El conjunto de la ciudadanía aragonesa debemos sumar fuerzas y esfuerzos para detener el crimen ecológico que se está perpetrando en el LIC Alto Tajo-Muela de San Juan. Primero, instando al Gobierno de Aragón a que, pese a estar lejos de Zaragoza, detenga la aberración.

Esto pasa por parar las talas injustificables que se están practicando. Unas actuaciones que agreden su rica biodiversidad y amenazan la misma pervivencia de un pinar maduro. Hasta ahora considerado como uno de los más saludables de la península Ibérica.

Segundo, convocando a los políticos aragoneses a que apliquen a ese ecosistema forestal una figura de protección superior a la actual para evitar agresiones irreversibles, respetando usos ganaderos extensivos y un aprovechamiento forestal moderado. Pues también está calificado como Zona de Especial Protección para las Aves (ZEPA), algo excepcional, que no sirve para detener este atentado ecológico. Ha de contar con la misma protección que el Parque Natural del Alto Tajo, en Castilla, con el que linda, pero en el que no está incluido por ser tierras aragonesas.

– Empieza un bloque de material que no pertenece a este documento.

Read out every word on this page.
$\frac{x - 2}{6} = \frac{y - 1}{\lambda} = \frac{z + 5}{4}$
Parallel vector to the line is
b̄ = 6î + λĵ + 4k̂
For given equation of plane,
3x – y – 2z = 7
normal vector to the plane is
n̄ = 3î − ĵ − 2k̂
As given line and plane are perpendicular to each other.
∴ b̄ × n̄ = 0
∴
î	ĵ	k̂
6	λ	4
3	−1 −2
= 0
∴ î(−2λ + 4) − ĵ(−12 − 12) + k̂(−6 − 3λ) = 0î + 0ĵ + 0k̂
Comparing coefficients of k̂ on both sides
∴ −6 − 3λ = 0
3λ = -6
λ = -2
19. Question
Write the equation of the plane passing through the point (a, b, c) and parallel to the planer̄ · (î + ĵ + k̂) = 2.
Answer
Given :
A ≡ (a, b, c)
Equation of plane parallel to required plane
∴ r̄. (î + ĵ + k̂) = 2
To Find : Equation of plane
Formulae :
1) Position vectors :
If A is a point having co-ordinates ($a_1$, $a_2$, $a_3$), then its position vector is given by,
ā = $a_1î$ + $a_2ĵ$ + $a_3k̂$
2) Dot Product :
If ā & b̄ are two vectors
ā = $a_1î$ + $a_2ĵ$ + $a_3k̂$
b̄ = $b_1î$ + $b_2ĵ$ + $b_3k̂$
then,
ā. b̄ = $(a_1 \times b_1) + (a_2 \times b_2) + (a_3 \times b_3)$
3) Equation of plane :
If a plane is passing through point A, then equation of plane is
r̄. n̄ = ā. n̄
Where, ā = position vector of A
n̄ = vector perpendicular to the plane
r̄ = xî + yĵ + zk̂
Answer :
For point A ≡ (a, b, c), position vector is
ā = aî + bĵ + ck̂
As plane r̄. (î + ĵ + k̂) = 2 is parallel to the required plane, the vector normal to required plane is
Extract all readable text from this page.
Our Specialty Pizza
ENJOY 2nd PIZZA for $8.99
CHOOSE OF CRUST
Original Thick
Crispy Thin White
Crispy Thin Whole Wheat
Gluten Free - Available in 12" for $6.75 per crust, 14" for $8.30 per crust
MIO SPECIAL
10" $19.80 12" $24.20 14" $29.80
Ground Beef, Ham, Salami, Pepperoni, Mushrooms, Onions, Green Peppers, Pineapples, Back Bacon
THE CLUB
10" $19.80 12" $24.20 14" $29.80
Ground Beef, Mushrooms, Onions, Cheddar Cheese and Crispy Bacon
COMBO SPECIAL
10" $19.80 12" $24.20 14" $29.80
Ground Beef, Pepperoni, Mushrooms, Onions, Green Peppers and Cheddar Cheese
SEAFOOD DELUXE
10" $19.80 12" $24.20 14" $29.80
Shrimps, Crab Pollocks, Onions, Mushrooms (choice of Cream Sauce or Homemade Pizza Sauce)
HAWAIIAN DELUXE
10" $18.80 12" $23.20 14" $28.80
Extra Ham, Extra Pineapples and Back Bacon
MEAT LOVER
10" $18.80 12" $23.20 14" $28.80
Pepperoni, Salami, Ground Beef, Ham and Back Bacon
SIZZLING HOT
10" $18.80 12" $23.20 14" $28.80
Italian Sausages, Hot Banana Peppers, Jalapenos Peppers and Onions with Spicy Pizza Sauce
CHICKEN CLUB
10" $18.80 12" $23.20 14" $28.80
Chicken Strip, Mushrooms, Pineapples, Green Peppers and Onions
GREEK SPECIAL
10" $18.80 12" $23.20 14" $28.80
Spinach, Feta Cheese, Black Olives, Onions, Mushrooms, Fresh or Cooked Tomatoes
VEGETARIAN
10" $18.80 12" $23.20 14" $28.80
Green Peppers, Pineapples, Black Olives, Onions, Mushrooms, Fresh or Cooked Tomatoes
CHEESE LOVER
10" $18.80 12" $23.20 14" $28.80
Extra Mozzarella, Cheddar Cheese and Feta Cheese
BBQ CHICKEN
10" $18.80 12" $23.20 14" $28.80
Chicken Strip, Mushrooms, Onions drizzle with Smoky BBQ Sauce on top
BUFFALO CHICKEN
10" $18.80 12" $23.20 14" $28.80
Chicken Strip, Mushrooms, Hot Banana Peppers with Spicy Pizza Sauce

Tercero, revisando las acciones forestales que se practican. Estas agresiones no benefician la salud de este ecosistema, ni siquiera desde una perspectiva economicista. ¡Se vende a ocho euros la tonelada! Es una acción irreparable para la biodiversidad. Talar árboles jóvenes despoja a los maduros de la necesaria densidad vegetal protectora frente a vendavales primaverales. Para más inri, las máquinas han deteriorado el suelo y la capa vegetal. A su paso, abren calles arrasando cualquier tipo de vegetación. Dadas las características edafológicas, esa maquinaria no debe autorizarse. Abren surcos que acabarán siendo torrenteras, despojando su capa de humus acumulada durante decenios, destruyendo las hifas de los hongos micorrícicos como los boletos o lactarios, entre otros, que tantos recursos generan en la población. A estas consecuencias fatales para el futuro de estas montañas, se une la ruptura del paisaje, la modificación de la biodiversidad, favoreciendo la pérdida de especies autóctonas y la invasión de foráneas. En consecuencia, los perjuicios son muy negativos, también para el ser humano.

La explotación que se lleva a cabo daña la biodiversidad y la riqueza paisajística de este enclave natural

Es incomprensible que, en medio de la batalla contra el cambio climático y de la transición ecológica promovida desde Europa, la administración forestal de Aragón y las entidades locales titulares de los montes no sean capaces de mostrar su compromiso con la preservación de la Naturaleza que, en definitiva, es la razón última de su existencia. Pues eso. ‘Ya ye prou’.